– Les ingrédients et la méthode de préparation (Rogue agita sa baguette magique) figurent au tableau (ils s’y inscrivirent à cet instant). Vous trouverez tout ce dont vous aurez besoin (il agita à nouveau sa baguette) dans l’armoire (dont la porte s’ouvrit aussitôt). Vous avez environ une heure et demie… Allez-y.
Ainsi que Harry, Ron et Hermione l’avaient prévu, Rogue n’aurait pas pu choisir pour un début d’année une potion plus difficile et délicate à préparer. Les ingrédients devaient être versés dans le chaudron exactement dans l’ordre et les quantités indiqués. Il fallait tourner le mélange un nombre précis de fois, d’abord dans le sens des aiguilles d’une montre, puis dans le sens contraire. Enfin, on devait diminuer la chaleur des flammes jusqu’à une température bien précise pendant une durée déterminée, avant d’ajouter l’ingrédient final.
– Une légère vapeur argentée devrait maintenant s’élever de vos potions, annonça Rogue dix minutes avant la fin du cours.
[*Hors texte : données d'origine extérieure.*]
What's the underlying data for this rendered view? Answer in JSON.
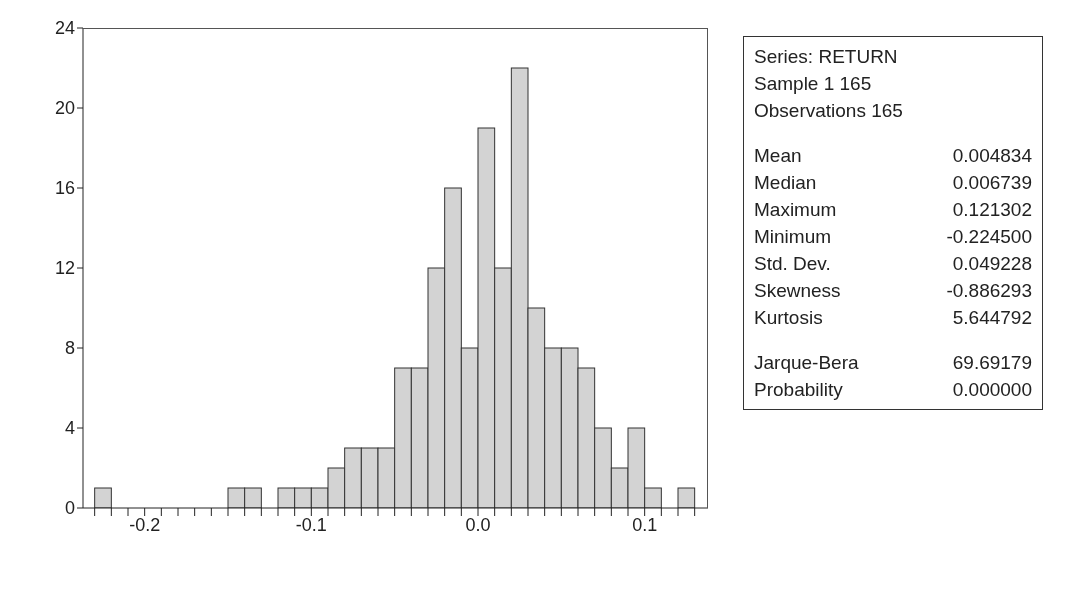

Harry, qui transpirait abondamment, regarda autour de lui d’un air désespéré. Son propre chaudron produisait d’énormes panaches de vapeur gris foncé. Celui de Ron crachait des étincelles vertes. Du bout de sa baguette, Seamus essayait fébrilement de ranimer son feu qui paraissait sur le point de s’éteindre. La potion d’Hermione, en revanche, frémissait d’une brume de vapeur argentée. Lorsque Rogue passa devant elle, ses yeux se baissèrent sur son nez crochu et il regarda le chaudron sans faire de commentaire, ce qui signifiait qu’il n’avait rien trouvé à critiquer. Mais quand il arriva devant le chaudron de Harry, il s’arrêta et regarda la mixture avec un horrible sourire.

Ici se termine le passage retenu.